Original poster back again :
Seven months and ten thousand miles. Fuel economy is up to 42 MPG city usage, and almost sixty MPG on the highway. Brilliant.
Load space has proved to be large and flexible, if not particularly hard-wearing. There are a few marks on the rear seat backs that would not have occurred in my old Pathfinder, but nothing terrible.
Its hard to fault this car, compromised as it is by a small four cylinder engine for tax reasons. The engine pulls hard and strong, belying its "taxi engine" roots, but a six would surely be a more satisfying lump for this fine car. The gear ratios are still too high and too wide: there is room for a whole other ratio between 2nd and 3rd, and 3rd and 4th. Fortunately the engine like revs more than any diesel I have driven without fuel consumption penalty.
Other faults? Well the luggage space tonneau cover creaks, which is noticeable in an other exceptionally built and quiet car.
But these are niggles, this is a magnificent executive estate, that is amazingly capable, commodious and yet fun to drive. Highly recommended, especially with the panoramic sunroof option, which transforms the ambiance of the car.
Original poster here again.
Well the new company car is ordered and I'm on the home straight of BMW 520 Touring ownership. Approaching 40,000 miles and three years old.
This has been a pain-free experience, with the BMW doing everything that could be asked of it. Quiet, quick, very spacious, well built, great handling and economical; it's pretty hard to fault this car. The boot is enormous and has been used to shift everything from marquees to haylage bales. Average motorway economy is 58 MPG, overall 42.
It's just, well, a bit joyless. It's competent but a bit grey. The best thing about this car over three years has been the panoramic sunroof. It makes the interior so airy and bright that any journey is made easier. Worst thing has been the gear ratios, which seemingly have been set for magazine economy tests, not for practical driving. 2nd, 3rd and 4th are far too high and far apart for town use.
It washes up like new every time, and I really cannot do anything but commend this to anyone who wants MPV space in a car with more cachet. I shall miss the many benefits of the car when it goes back, but I do hope the replacement offers a bit more of a special ownership experience.
Beware the dreaded cam chain failure on N47 engines.
The Five's swansong was a family trip to Dunbar for a wedding at Easter. Four big adults and luggage piled into the Five for a six hour drive each way.
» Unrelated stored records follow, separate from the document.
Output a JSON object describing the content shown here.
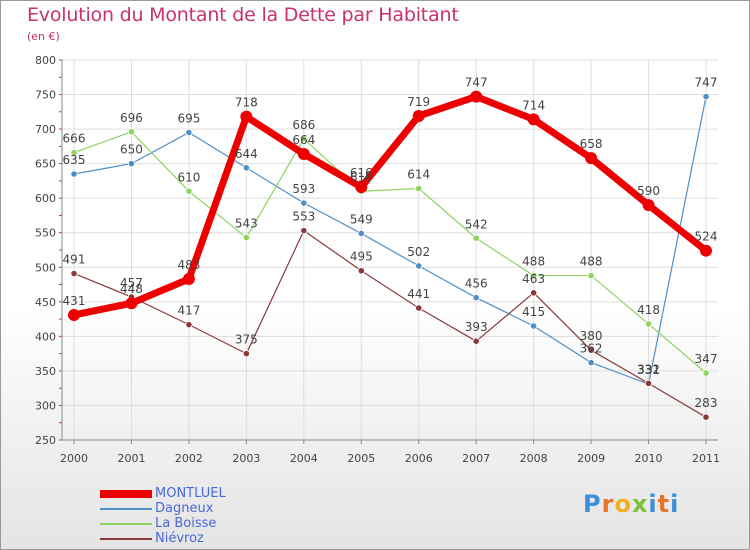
{
  "header": {
    "title": "Evolution du Montant de la Dette par Habitant",
    "subtitle": "(en €)"
  },
  "logo": {
    "letters": [
      "P",
      "r",
      "o",
      "x",
      "i",
      "t",
      "i"
    ],
    "colors": [
      "#3a8fd8",
      "#e8742a",
      "#f2b01e",
      "#7cbf3a",
      "#3a8fd8",
      "#e8742a",
      "#3a8fd8"
    ]
  },
  "chart_data": {
    "type": "line",
    "title": "Evolution du Montant de la Dette par Habitant",
    "ylabel": "(en €)",
    "x": [
      "2000",
      "2001",
      "2002",
      "2003",
      "2004",
      "2005",
      "2006",
      "2007",
      "2008",
      "2009",
      "2010",
      "2011"
    ],
    "ylim": [
      250,
      800
    ],
    "yticks": [
      250,
      300,
      350,
      400,
      450,
      500,
      550,
      600,
      650,
      700,
      750,
      800
    ],
    "grid": true,
    "legend_position": "bottom-left",
    "series": [
      {
        "name": "MONTLUEL",
        "color": "#ee0000",
        "values": [
          431,
          448,
          483,
          718,
          664,
          616,
          719,
          747,
          714,
          658,
          590,
          524
        ]
      },
      {
        "name": "Dagneux",
        "color": "#4f8fc8",
        "values": [
          635,
          650,
          695,
          644,
          593,
          549,
          502,
          456,
          415,
          362,
          331,
          747
        ]
      },
      {
        "name": "La Boisse",
        "color": "#8fd460",
        "values": [
          666,
          696,
          610,
          543,
          686,
          610,
          614,
          542,
          488,
          488,
          418,
          347
        ]
      },
      {
        "name": "Niévroz",
        "color": "#8a3a3a",
        "values": [
          491,
          457,
          417,
          375,
          553,
          495,
          441,
          393,
          463,
          380,
          332,
          283
        ]
      }
    ]
  }
}
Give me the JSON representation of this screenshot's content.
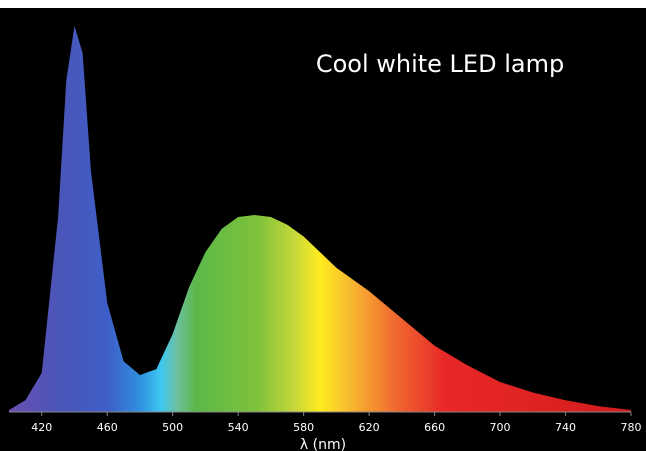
{
  "chart_data": {
    "type": "area",
    "title": "Cool white LED lamp",
    "xlabel": "λ (nm)",
    "x": [
      400,
      410,
      420,
      430,
      435,
      440,
      445,
      450,
      460,
      470,
      480,
      490,
      500,
      510,
      520,
      530,
      540,
      550,
      560,
      570,
      580,
      590,
      600,
      620,
      640,
      660,
      680,
      700,
      720,
      740,
      760,
      780
    ],
    "values": [
      0.005,
      0.03,
      0.1,
      0.5,
      0.85,
      0.99,
      0.92,
      0.62,
      0.28,
      0.13,
      0.095,
      0.11,
      0.2,
      0.32,
      0.41,
      0.47,
      0.5,
      0.505,
      0.5,
      0.48,
      0.45,
      0.41,
      0.37,
      0.31,
      0.24,
      0.17,
      0.12,
      0.077,
      0.05,
      0.03,
      0.015,
      0.005
    ],
    "xlim": [
      400,
      780
    ],
    "ylim": [
      0,
      1
    ],
    "xticks": [
      420,
      460,
      500,
      540,
      580,
      620,
      660,
      700,
      740,
      780
    ]
  }
}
I can hardly imagine a better companion for this journey than the Five. The cabin is spacious and feels even more so with all the glass area or the panoramic sunroof. Sat at just under eighty on the motorway using cruise control, the car is near silent, and delivers 60 MPG. Off the motorway on Scottish twisting roads, the Five becomes a sports car, with fine body control and a decent turn of pace.
The whole return journey was completed painlessly, with a 58 MPG average (better than my wife's Fiat 500) and just a little fun.
A really brilliant appliance, but just a bit... humourless. I'll miss it.
Replacement car will be a Citroen DS5 Hybrid DSport - pretty much the opposite to this Five!